Cuando el fútbol se convierte en un fiasco: «United Passions», la película que nadie quiso ver
En 2015, una película llamada «United Passions» llegó a los cines con la ambición de contar la historia gloriosa de la FIFA. Protagonizada por estrellas como Sam Neill, Tim Roth y Gérard Depardieu, la cinta tenía todo para ser un éxito. Pero algo salió terriblemente mal.
Resulta que, justo en ese momento, la FIFA estaba siendo investigada por corrupción y sobornos a gran escala. ¿Qué mejor manera de limpiar su imagen que con una película épica sobre sus presidentes? Pues, la estrategia falló estrepitosamente. «United Passions» se convirtió en un fracaso rotundo, tanto comercial como crítico, obteniendo el dudoso honor de ser considerada la película con menor recaudación de la historia en Estados Unidos.
La crítica fue implacable: The Los Angeles Times calificó su estreno como el peor momento en la historia de Hollywood, mientras que The Wrap la describió como «tan espantosa que podrías escribir una mejor mientras la miras». Incluso John Oliver dedicó un segmento en su programa a burlarse del film.

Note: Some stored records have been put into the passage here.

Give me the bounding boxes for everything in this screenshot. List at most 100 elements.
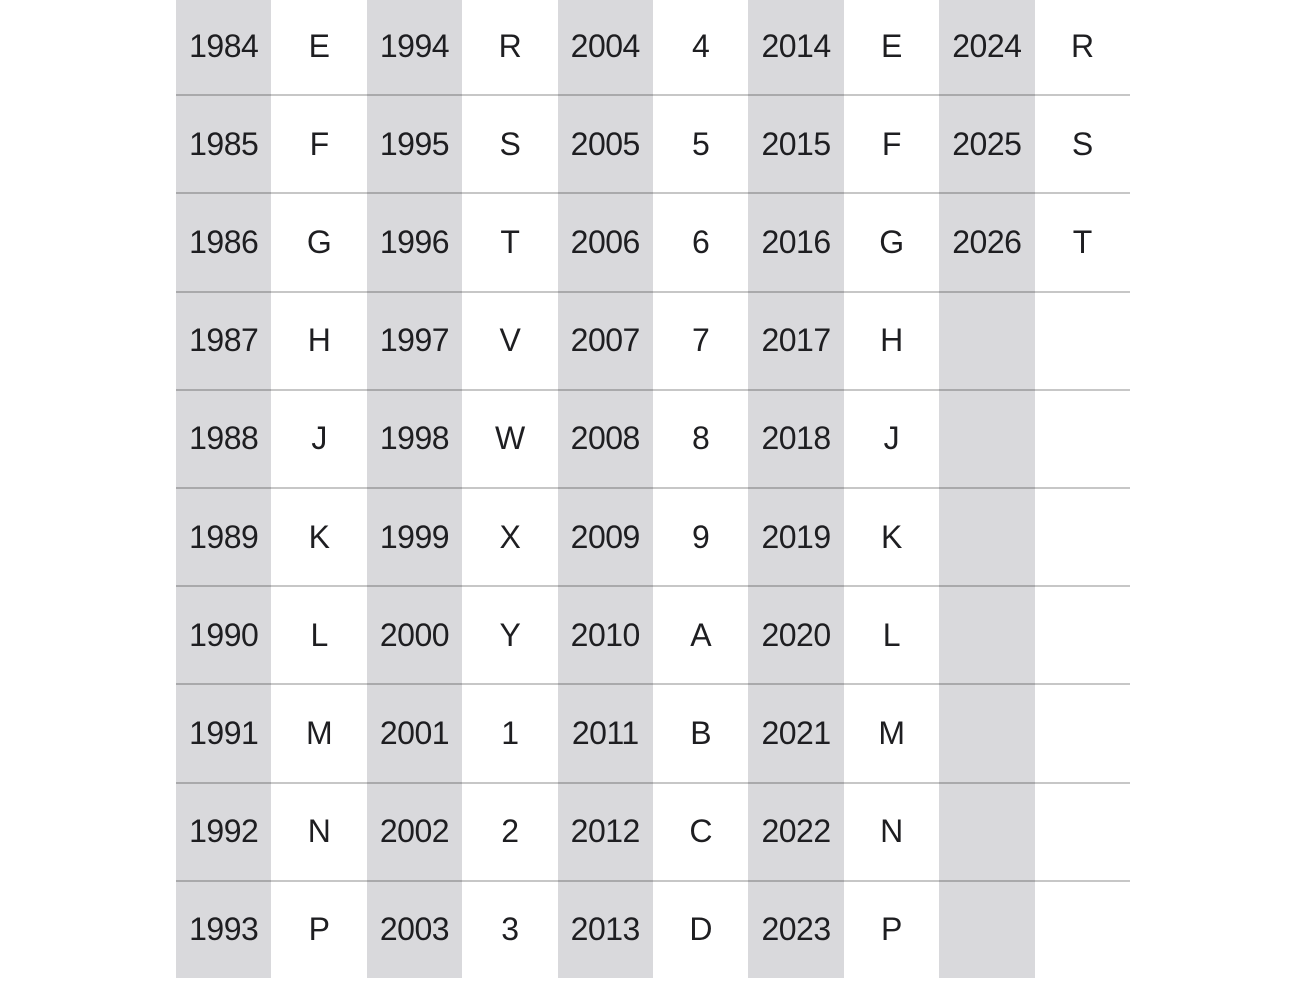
code-cell: 8 xyxy=(652,390,749,489)
year-cell: 2022 xyxy=(748,783,844,882)
code-cell: 3 xyxy=(462,881,558,978)
year-cell: 2002 xyxy=(366,783,463,882)
year-cell: 2006 xyxy=(557,194,653,293)
table-row: 1990 L 2000 Y 2010 A 2020 L xyxy=(176,587,1130,686)
year-cell: 1999 xyxy=(366,488,463,588)
year-cell: 2005 xyxy=(557,96,653,195)
code-cell: N xyxy=(843,783,940,882)
code-cell: L xyxy=(843,587,940,686)
year-cell: 2010 xyxy=(557,587,653,686)
code-cell: T xyxy=(1034,194,1130,293)
year-cell xyxy=(939,881,1035,978)
year-cell: 2020 xyxy=(748,587,844,686)
year-cell: 1987 xyxy=(176,292,272,391)
year-cell: 1998 xyxy=(366,390,463,489)
code-cell: E xyxy=(843,0,940,97)
code-cell xyxy=(1034,685,1130,784)
code-cell: K xyxy=(843,488,940,588)
code-cell xyxy=(1034,488,1130,588)
code-cell: 7 xyxy=(652,292,749,391)
year-cell: 2018 xyxy=(748,390,844,489)
code-cell xyxy=(1034,783,1130,882)
year-cell: 2024 xyxy=(939,0,1035,97)
year-cell: 1988 xyxy=(176,390,272,489)
year-cell: 2014 xyxy=(748,0,844,97)
code-cell: V xyxy=(462,292,558,391)
code-cell: J xyxy=(843,390,940,489)
year-cell: 1991 xyxy=(176,685,272,784)
code-cell xyxy=(1034,390,1130,489)
year-cell: 2016 xyxy=(748,194,844,293)
code-cell: 2 xyxy=(462,783,558,882)
code-cell: 5 xyxy=(652,96,749,195)
code-cell: E xyxy=(271,0,367,97)
code-cell: 9 xyxy=(652,488,749,588)
table-row: 1984 E 1994 R 2004 4 2014 E 2024 R xyxy=(176,0,1130,97)
year-cell: 1992 xyxy=(176,783,272,882)
code-cell: N xyxy=(271,783,367,882)
code-cell: B xyxy=(652,685,749,784)
year-cell: 2015 xyxy=(748,96,844,195)
code-cell: P xyxy=(843,881,940,978)
year-cell xyxy=(939,292,1035,391)
code-cell: S xyxy=(462,96,558,195)
year-cell: 1997 xyxy=(366,292,463,391)
year-cell: 2007 xyxy=(557,292,653,391)
year-cell: 2011 xyxy=(557,685,653,784)
vin-model-year-table: 1984 E 1994 R 2004 4 2014 E 2024 R 1985 … xyxy=(176,0,1130,978)
code-cell: J xyxy=(271,390,367,489)
code-cell: T xyxy=(462,194,558,293)
table-row: 1986 G 1996 T 2006 6 2016 G 2026 T xyxy=(176,194,1130,293)
year-cell: 2012 xyxy=(557,783,653,882)
code-cell: X xyxy=(462,488,558,588)
code-cell: A xyxy=(652,587,749,686)
code-cell: 1 xyxy=(462,685,558,784)
year-cell xyxy=(939,587,1035,686)
table-row: 1991 M 2001 1 2011 B 2021 M xyxy=(176,685,1130,784)
table-row: 1989 K 1999 X 2009 9 2019 K xyxy=(176,488,1130,588)
year-cell: 2004 xyxy=(557,0,653,97)
year-cell: 1984 xyxy=(176,0,272,97)
year-cell: 2026 xyxy=(939,194,1035,293)
year-cell xyxy=(939,685,1035,784)
code-cell: G xyxy=(843,194,940,293)
year-cell: 2025 xyxy=(939,96,1035,195)
year-cell: 1995 xyxy=(366,96,463,195)
code-cell: H xyxy=(843,292,940,391)
year-cell: 2008 xyxy=(557,390,653,489)
code-cell: D xyxy=(652,881,749,978)
code-cell: R xyxy=(1034,0,1130,97)
year-cell: 1985 xyxy=(176,96,272,195)
code-cell: Y xyxy=(462,587,558,686)
code-cell: G xyxy=(271,194,367,293)
code-cell: P xyxy=(271,881,367,978)
code-cell: M xyxy=(843,685,940,784)
year-cell xyxy=(939,783,1035,882)
year-cell: 2009 xyxy=(557,488,653,588)
table-row: 1988 J 1998 W 2008 8 2018 J xyxy=(176,390,1130,489)
code-cell: W xyxy=(462,390,558,489)
code-cell xyxy=(1034,881,1130,978)
code-cell xyxy=(1034,292,1130,391)
code-cell: 4 xyxy=(652,0,749,97)
code-cell: C xyxy=(652,783,749,882)
year-cell: 2017 xyxy=(748,292,844,391)
year-cell: 2000 xyxy=(366,587,463,686)
year-cell: 1986 xyxy=(176,194,272,293)
code-cell: R xyxy=(462,0,558,97)
code-cell: M xyxy=(271,685,367,784)
year-cell: 1990 xyxy=(176,587,272,686)
year-cell: 1993 xyxy=(176,881,272,978)
code-cell: L xyxy=(271,587,367,686)
year-cell: 2019 xyxy=(748,488,844,588)
code-cell: 6 xyxy=(652,194,749,293)
code-cell: K xyxy=(271,488,367,588)
year-cell: 1989 xyxy=(176,488,272,588)
year-cell xyxy=(939,488,1035,588)
table-row: 1987 H 1997 V 2007 7 2017 H xyxy=(176,292,1130,391)
code-cell: F xyxy=(271,96,367,195)
code-cell: F xyxy=(843,96,940,195)
year-cell: 2001 xyxy=(366,685,463,784)
year-cell: 2023 xyxy=(748,881,844,978)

Tim Roth, quien interpretó a Sepp Blatter, admitió posteriormente haber aceptado el papel solo por dinero y confesó no haber visto la película. ¿Quién podría culparlo?
«United Passions» se convirtió en un símbolo de la decadencia de la FIFA, un recordatorio de que incluso las estrellas más brillantes pueden quedar eclipsadas por la corrupción. Hoy en día, la película solo sirve como una curiosidad histórica, un testimonio del poder que tiene la verdad para desmantelar hasta las historias más cuidadosamente construidas.